At this stage in the game I don’t really understand where this skepticism of the value these tools provides comes from.
Actually it is not about this stage. It is about the sustainability of this when training data runs out and there is less and less human generated content.
An echo cannot go on forever!
> Actually it is not about this stage. It is about the sustainability of this when training data runs out
This is an argument from 2024. Somehow, the models have continued to improve.
If they stopped improving today they are good enough as they already are to generate profound change.
The wave front is already visible, we’re just on the shore waiting for the impact.
When training data runs out, they usefulness will diminish quickly. They will still be useful for searching documents etc, but I guess they are not good at that even now.
When training data runs out, their usefulness will stop growing quickly. Why should their usefulness diminish?

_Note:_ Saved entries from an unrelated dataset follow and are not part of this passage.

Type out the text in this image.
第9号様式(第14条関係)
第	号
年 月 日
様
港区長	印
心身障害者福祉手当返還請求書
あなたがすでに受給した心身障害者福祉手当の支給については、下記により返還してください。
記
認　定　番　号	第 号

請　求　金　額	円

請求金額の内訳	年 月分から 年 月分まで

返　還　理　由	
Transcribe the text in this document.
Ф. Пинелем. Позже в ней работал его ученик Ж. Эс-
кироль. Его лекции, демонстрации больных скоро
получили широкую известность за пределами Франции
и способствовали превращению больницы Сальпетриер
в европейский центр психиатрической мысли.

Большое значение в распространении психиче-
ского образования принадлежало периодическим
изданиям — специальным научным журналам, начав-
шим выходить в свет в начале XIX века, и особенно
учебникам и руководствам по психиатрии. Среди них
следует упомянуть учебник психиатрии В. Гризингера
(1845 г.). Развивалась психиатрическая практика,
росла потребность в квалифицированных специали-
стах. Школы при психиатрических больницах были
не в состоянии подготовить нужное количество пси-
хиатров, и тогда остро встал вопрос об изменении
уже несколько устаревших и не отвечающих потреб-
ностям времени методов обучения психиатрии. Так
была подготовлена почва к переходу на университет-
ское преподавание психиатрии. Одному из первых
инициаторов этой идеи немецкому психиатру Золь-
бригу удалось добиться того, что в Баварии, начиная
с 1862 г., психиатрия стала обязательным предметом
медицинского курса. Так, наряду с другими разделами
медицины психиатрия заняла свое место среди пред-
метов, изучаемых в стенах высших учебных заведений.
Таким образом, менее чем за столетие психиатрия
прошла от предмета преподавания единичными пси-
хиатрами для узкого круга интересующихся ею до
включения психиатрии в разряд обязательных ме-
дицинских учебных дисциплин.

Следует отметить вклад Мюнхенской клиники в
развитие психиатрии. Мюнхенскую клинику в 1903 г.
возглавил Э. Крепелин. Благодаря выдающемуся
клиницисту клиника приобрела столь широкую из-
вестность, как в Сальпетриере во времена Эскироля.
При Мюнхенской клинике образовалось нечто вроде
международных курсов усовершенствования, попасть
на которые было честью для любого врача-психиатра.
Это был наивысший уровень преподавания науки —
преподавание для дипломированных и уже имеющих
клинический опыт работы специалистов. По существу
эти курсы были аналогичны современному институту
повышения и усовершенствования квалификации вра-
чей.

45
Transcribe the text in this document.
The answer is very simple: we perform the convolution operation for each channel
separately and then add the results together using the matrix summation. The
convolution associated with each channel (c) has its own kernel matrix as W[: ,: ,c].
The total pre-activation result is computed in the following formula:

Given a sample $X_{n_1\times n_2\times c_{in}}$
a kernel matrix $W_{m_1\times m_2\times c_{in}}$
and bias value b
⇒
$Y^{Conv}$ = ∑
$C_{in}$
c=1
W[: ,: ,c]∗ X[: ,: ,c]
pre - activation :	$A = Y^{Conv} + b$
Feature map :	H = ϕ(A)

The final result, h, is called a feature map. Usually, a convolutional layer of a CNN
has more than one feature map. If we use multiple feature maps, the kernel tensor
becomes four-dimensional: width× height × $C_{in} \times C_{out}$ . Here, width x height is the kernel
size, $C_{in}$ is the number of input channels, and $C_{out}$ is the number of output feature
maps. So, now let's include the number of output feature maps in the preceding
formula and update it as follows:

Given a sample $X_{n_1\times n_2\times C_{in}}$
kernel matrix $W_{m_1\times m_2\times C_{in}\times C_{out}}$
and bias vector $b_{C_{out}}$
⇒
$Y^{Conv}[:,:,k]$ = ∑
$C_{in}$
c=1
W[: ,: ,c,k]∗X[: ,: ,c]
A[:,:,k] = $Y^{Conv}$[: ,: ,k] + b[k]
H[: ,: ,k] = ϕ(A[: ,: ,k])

Because they would not be up-to date with programming languages, tools, best practices etc.
May be there is some way to keep the model up-to date in less dramatic ways. But I think something gotto give..
I mean, even now the vibe coded stuff is reprehensible.
> At this stage in the game I don’t really understand where this skepticism of the value these tools provides comes from.
Fear
I get it. I’m scared too. I’d be lying if I said I wasn’t.
20 bucks a month
> It’s not craze. It’s technology shift.
It is a bubble with extreme levels of debt + funding from too many promises from companies that are in these sort of rounds.
People being consumed by the hype will also be completely consumed by the crash.
Comments like this is exactly how a 2000 and a 2008 style crash will happen.
"This time it's different!"
> Bitcoin and 3D printing were craze.
What bitcoin gave us essentially? Huge pump and dump schemes coordinated by big hands? Crypto investments which made 95% of investors poorer? What's left? Maybe 0.01% of it was beneficial.
Freedom from overregulated and antiquated retail banking especially wrt cross-border transfers.
I guess it isn't that noticeable from inside US, but the rest of the world is grateful.